Il Virus e la Costituzione

venerdì 8 gennaio 2021


Il diffondersi delle infezioni da Covid-19 hanno sollecitato l’adozione di provvedimenti, volti a frenare l’evolversi della pandemia, il che ha comportato delle non trascurabili conseguenze sia sul piano economico che sulla libertà personale dei cittadini.
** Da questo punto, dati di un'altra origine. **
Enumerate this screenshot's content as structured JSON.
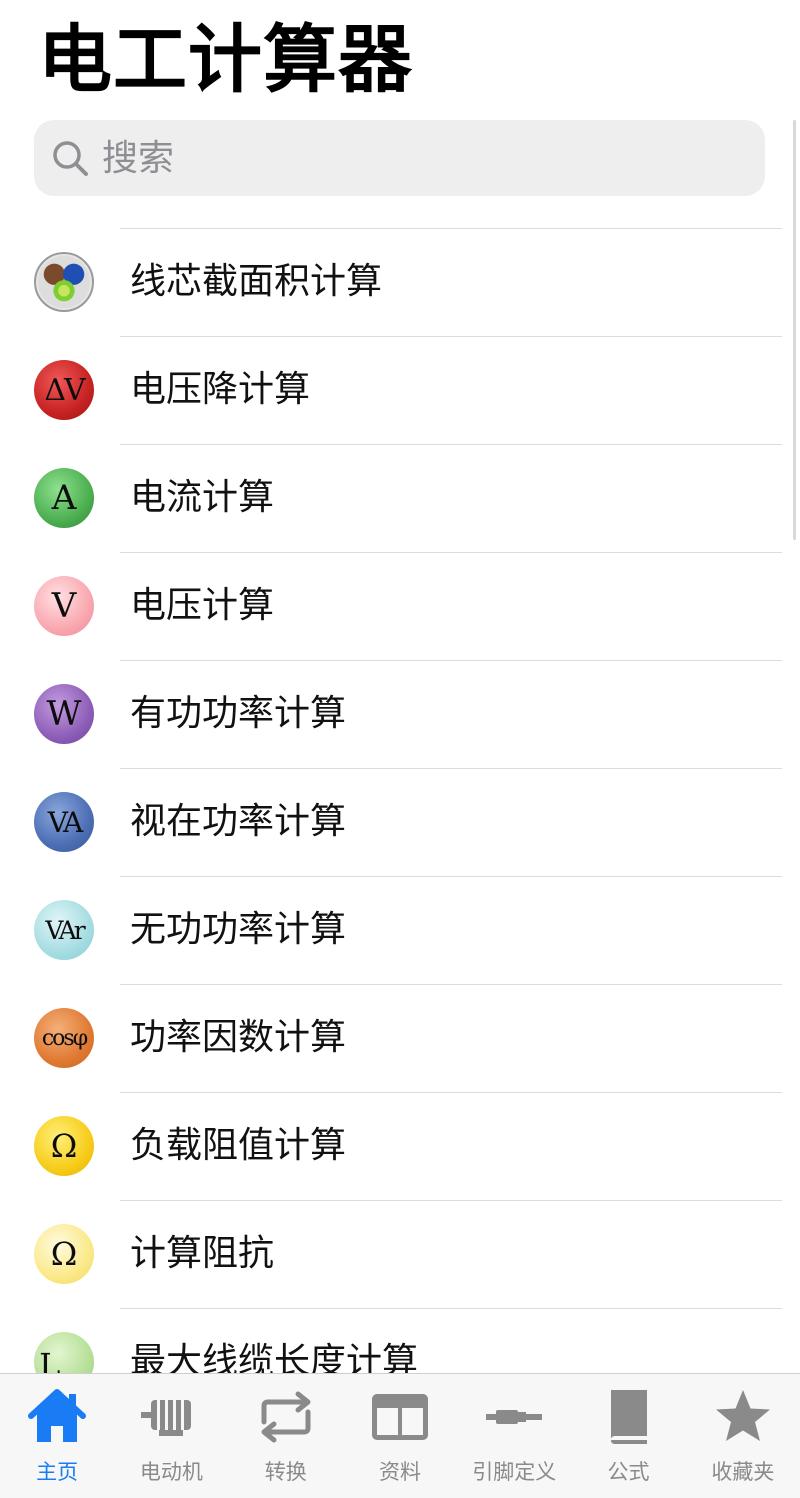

Tali provvedimenti, certamente encomiabili, visto che essi, nella misura in cui tendono a porre un freno al diffondersi di quella che può essere definita una vera e propria epidemia, in ultima analisi, rappresentano una tutela del diritto alla salute, che è costituzionalmente garantito all’articolo 32.

Detto questo, si deve aggiungere, però, che i provvedimenti in esame sollecitano molteplici perplessità. Si consideri, infatti, che in questo caso ai vari interventi è stata data la veste giuridica del Dpcm (decreto del presidente del Consiglio dei ministri), ossia essi sono stati adottati, ricorrendo ad un atto squisitamente amministrativo.

Orbene, come si è prima accennato, i provvedimenti in esame incidono sia sulla libertà personale e su quella di circolazione. Ma tali libertà sono contemplati dalla nostra Costituzione agli articoli 13 e 16 come diritti fondamentali della persona. Prova ne sia che entrambe le norme, nel disporre che la “libertà personale è inviolabile” e che “ogni cittadino può circolare e soggiornare liberamente in qualsiasi parte del territorio”, prevede tuttavia che tali diritti possano essere limitati. Solo che le limitazioni devono essere contenute negli atti aventi valore di legge, ossia in fonti normative, che, come è noto, devono essere deliberate dai due rami del Parlamento e promulgate dal Presidente della Repubblica. In questi casi si afferma che la Costituzione prevede una riserva di legge, ossia una garanzia in favore dei cittadini. Ciò perché le limitazioni alla libertà ed alla circolazione devono essere assunte, attraverso una fonte normativa, che, proprio perché adottata attraverso una procedura alquanto complessa, possiede una considerevole “forza” politica.

Nel caso di specie, al contrario, è intervenuto il Presidente del Consiglio, attraverso un mero atto amministrativo, il che non è in linea all’evidenza con le disposizioni costituzionali.

A dire il vero l’articolo 13 della Costituzione prevede un modo anomalo di limitazione della libertà personale, solo che in questo caso si è in presenza di una fattispecie che nulla ha a che vedere con gli interventi adottati dal Presidente del Consiglio in questo frangente. La norma richiamata, infatti, prevede un caso eccezionale di limitazione della libertà personale, tanto è vero che i suoi presupposti sono costituiti dalla “necessità” e dall’”urgenza” e, in ogni caso, tali limitazioni sono provvisorie e sono adottabili solo dall’autorità di pubblica sicurezza nei casi “tassativamente indicati dalla legge”. Come può constatarsi, siamo ben lontani dai provvedimenti assunti per evitare il diffondersi della pandemia.

Come si è accennato, i provvedimenti in esame sollecitano molte perplessità: a titolo esemplificativo, essi non sono suscettibili di sindacato di costituzionalità, proprio perché assunti mediante atti amministrativi, laddove la Corte costituzionale è esclusivamente giudice delle leggi. Certamente i provvedimenti in esame sono sindacabili dal giudice amministrativo, ma sembra, quanto meno, poco opportuno portare al sindacato del giudice amministrativo provvedimenti dal forte contenuto politico e che incidono su diritti fondamentali della persona.

La democrazia si sostanzia, essenzialmente, in procedure, tipizzate dalle leggi costituzionali e ciò costituisce una garanzia per i cittadini. Ciò significa che i provvedimenti in esame potevano senz’altro essere adottati, solo che ad essi doveva essere data – come vuole la Costituzione – la veste formale della legge.